Ce roman met en scène une famille composée de Nina, la grand-mère, Moussia, la mère, Luc, le gendre, Niels et Théo, les deux fils, frères ennemis à la relation complexe. Et avec eux, leurs amis, fiancées et ex-maîtresses, avec leurs secrets. Ces personnages vont engager un jeu qui s'appelle «Caractère» et qui consiste, d'une façon assez perverse, à faire dire aux participants ce qu'ils pensent les uns des autres. Le leitmotiv de ce livre, son originalité et sa force tiennent dans cette assertion vertigineuse que ce que les autres pensent de nous est extrêmement déconcertant et décevant, et n'a aucun rapport avec l'image que nous voulons donner de nous-mêmes...

Finalement, comme dans ce jeu auquel se livrent les personnages, ce jeu des caractères - même si à un certain moment l'on frise le tragique -, ce beau roman nous montre que la relation humaine n'est qu'un jeu auquel nous jouons tous, auquel peut-être nous ne faisons que jouer : nous feignons de ne pas penser ce que nous pensons, pour pouvoir vivre avec l'autre, mais par cette feinte, loin de tout cynisme, peut-être témoignons-nous de notre désir de rencontrer l'autre, de lui «demander sa main» ? (Le Figaro du 24 août 2006 )

 
Après avoir lu "Grâce et dénuement", j'ai beaucoup apprécié ce roman intimiste se jouant des sentiments éprouvés à l'abri d'une maison, lors de la fête d'anniversaire d'un garçon bien gentil de 20 ans. Les fauves se lâchent parfois, et avec la délicatesse d'écriture d'Alice Ferney : c'est un régal ! L'histoire est écrite trois fois, comme avec un jeu de trois miroirs qui entoureraient cette scène familiale, lui donnant un écho infini et pourtant si proche du lecteur...

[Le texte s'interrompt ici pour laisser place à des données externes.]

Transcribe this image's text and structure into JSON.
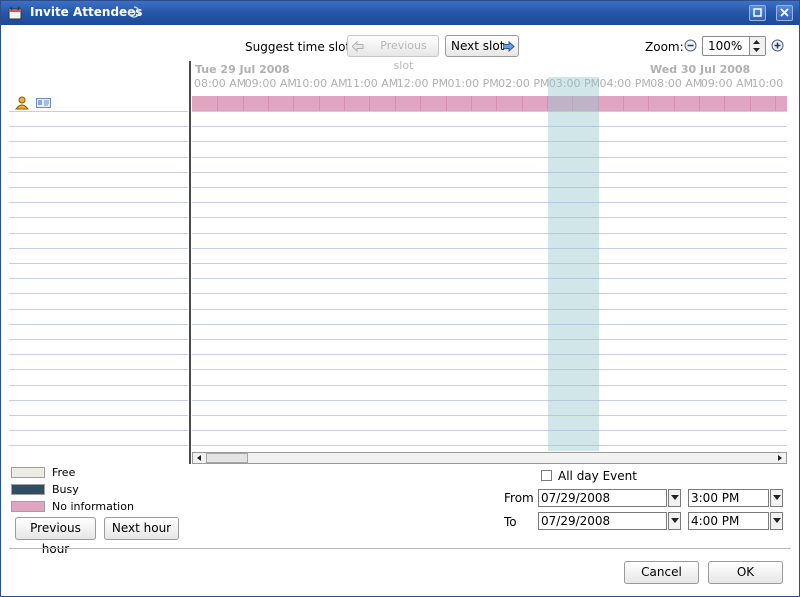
{
  "window": {
    "title": "Invite Attendees"
  },
  "toolbar": {
    "suggest_label": "Suggest time slot:",
    "previous_slot": "Previous slot",
    "next_slot": "Next slot",
    "zoom_label": "Zoom:",
    "zoom_value": "100%"
  },
  "timeline": {
    "date1": "Tue 29 Jul 2008",
    "date2": "Wed 30 Jul 2008",
    "hours": [
      "08:00 AM",
      "09:00 AM",
      "10:00 AM",
      "11:00 AM",
      "12:00 PM",
      "01:00 PM",
      "02:00 PM",
      "03:00 PM",
      "04:00 PM",
      "08:00 AM",
      "09:00 AM",
      "10:00 AM"
    ]
  },
  "legend": {
    "free": "Free",
    "busy": "Busy",
    "no_info": "No information",
    "colors": {
      "free": "#ecece4",
      "busy": "#2f4e63",
      "no_info": "#e0a5c3"
    }
  },
  "nav": {
    "previous_hour": "Previous hour",
    "next_hour": "Next hour"
  },
  "event": {
    "all_day_label": "All day Event",
    "from_label": "From",
    "to_label": "To",
    "from_date": "07/29/2008",
    "from_time": "3:00 PM",
    "to_date": "07/29/2008",
    "to_time": "4:00 PM"
  },
  "dialog": {
    "cancel": "Cancel",
    "ok": "OK"
  }
}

Dans ce roman, Estelle ressemble beaucoup à Esther de "Grâce et dénuement", je trouve. Je vais emprunter d'autres livres de cette romancière. C'est sûr.
Je suis ravie de savoir que ce titre existe aussi en poche, à transmettre, à faire passer, même si quelques longueurs existent pour moi au fil des pages, parce que certaines émotions me touchent plus que d'autres.